In China, for example, some freelancers have noticed the lack of video game job opportunities, according to one Rest of the world April 11 report.
“Entry-level jobs have always been risky. AI may exacerbate this circumstance, but will certainly not change the precarious nature of these positions.”
“AI will bring efficiency, especially around some of the more chronic shortcomings in game development, such as crunch time right before a major deadline,” said Joost van Dreunen, a lecturer in game business at NYU Stern School of Business. “Entry-level jobs have always been risky. AI may exacerbate this circumstance, but it certainly won’t change the precarious nature of these positions. However, we must ask ourselves which organic intelligence is lost in the long term and whether that creates a strategic disadvantage.”

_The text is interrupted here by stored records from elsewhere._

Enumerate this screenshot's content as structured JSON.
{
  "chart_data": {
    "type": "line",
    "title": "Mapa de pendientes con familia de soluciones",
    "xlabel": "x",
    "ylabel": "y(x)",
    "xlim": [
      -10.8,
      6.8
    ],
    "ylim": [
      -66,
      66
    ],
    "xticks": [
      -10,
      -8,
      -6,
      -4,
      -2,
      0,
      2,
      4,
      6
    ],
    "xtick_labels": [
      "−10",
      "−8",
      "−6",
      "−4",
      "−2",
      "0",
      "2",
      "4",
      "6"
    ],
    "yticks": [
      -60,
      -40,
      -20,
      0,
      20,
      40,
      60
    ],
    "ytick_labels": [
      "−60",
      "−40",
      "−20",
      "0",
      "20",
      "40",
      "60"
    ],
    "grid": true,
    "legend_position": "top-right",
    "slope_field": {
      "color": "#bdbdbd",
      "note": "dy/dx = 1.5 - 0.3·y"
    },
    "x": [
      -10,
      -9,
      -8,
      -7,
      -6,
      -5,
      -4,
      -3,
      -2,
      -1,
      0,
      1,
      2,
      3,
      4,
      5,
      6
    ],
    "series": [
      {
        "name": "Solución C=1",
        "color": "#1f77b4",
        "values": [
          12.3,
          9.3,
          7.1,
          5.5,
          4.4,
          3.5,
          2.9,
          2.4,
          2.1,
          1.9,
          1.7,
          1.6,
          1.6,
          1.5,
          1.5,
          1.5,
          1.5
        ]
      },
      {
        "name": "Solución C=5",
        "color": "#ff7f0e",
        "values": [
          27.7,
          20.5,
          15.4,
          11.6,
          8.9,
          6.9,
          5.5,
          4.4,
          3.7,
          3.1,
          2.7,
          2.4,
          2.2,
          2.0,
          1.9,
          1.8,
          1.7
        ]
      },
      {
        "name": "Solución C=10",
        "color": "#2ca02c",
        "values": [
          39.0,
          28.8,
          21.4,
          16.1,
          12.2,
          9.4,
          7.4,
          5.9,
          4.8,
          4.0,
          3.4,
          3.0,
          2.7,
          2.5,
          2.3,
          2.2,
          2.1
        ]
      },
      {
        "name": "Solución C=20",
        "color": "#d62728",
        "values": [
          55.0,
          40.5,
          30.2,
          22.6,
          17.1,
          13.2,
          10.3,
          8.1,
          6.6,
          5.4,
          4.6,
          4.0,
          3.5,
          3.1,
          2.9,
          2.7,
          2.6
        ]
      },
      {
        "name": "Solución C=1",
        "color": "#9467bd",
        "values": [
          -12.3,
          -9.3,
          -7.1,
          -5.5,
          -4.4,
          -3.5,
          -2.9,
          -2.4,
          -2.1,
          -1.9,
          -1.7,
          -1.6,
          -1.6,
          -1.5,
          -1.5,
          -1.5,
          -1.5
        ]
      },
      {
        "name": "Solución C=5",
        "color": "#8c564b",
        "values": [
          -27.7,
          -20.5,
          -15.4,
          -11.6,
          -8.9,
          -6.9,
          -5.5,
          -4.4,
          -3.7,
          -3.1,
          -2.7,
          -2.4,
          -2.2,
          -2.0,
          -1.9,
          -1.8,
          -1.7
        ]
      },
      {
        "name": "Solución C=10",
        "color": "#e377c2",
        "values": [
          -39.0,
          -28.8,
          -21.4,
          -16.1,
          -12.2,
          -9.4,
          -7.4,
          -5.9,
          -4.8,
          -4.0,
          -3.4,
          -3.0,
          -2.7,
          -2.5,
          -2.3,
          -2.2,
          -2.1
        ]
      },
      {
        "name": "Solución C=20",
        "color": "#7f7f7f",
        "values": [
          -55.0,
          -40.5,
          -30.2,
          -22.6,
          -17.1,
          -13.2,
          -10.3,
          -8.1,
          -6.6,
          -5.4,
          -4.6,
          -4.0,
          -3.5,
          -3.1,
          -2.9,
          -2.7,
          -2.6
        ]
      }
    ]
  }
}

It is true that game development is very difficult and prototyping a game can take a lot of time. And it’s also true that many of these basic roles are repetitive and monotonous.
“Games, and more specifically art for games, are getting more and more expensive and time consuming,” said Konstantina Psoma, founder and CEO of Kaedim, a company that uses machine learning algorithms to convert 2D images into 3D models. “I believe that AI-powered software developed to help game developer pain points can help reduce costs and time while preserving the high-fidelity of graphics.”
That’s the very real promise of generative AI already seen in some of these apps. Currently, I can jump into one of these apps and generate an avatar of myself in the perfect lighting conditions and desired pose.
What used to cost me $100 to $200 to commission a human artist, and used to take several days, has turned into a free process that takes seconds where I can refine and redo the results an infinite number of times , assuming I’m using a service whose servers can handle the voltage. I don’t have to worry about the artist getting fed up with the number of changes I request, but I do have to worry about the creepy, absent looks of some of these avatars being created.
“It just opens up a whole can of worms because there was no regulation about AI and how it is used. There is no copyright strike for anything that people have done,” said a current game developer, who spoke on condition of anonymity because they were not authorized to speak to the media. “They were never made with artists in mind. It was not a custom instrument. It completely bypassed artists.
Regulators are looking at how to deal with the new emerging technology and have offered some hints at their thinking. In February, Michael Atleson, an attorney with the FTC’s division of advertising practices, warned AI-related companies about false advertising.
As Sam Altman, CEO of OpenAI, put it New York Magazine: “We are messing around with something we don’t fully understand. And we try to do our bit to make it through in a responsible way.”
So will AI steal game development jobs? The answer is that proper controls need to be put in place, Microsoft employees told me at the panel.
Daniel Kluttz, a director of responsible AI at Microsoft, said on the panel that it was important to bring people in to “really, really stress test those systems and try to identify some of these emerging behaviors that might pleasantly surprise you. They may not pleasantly surprise you. But you don’t know what you don’t know. And it is so important that these divergent views play a role there.”
Before we get too ahead of ourselves, it’s important to note that AI still gets things wrong.
For example, I asked ChatGPT for examples of the language model used to write non-playable character lines. It told me that in 2021 the game developer Eleventh Hour Games used the technology to write dialogues in its game Last era. I then fact-checked this claim with the game studio. Eleventh Hour Games told me in an email that it didn’t use AI to generate NPC dialogues Last era and was curious how ChatGPT could have come to that conclusion.
The bottom line is that humans are still in charge – for now.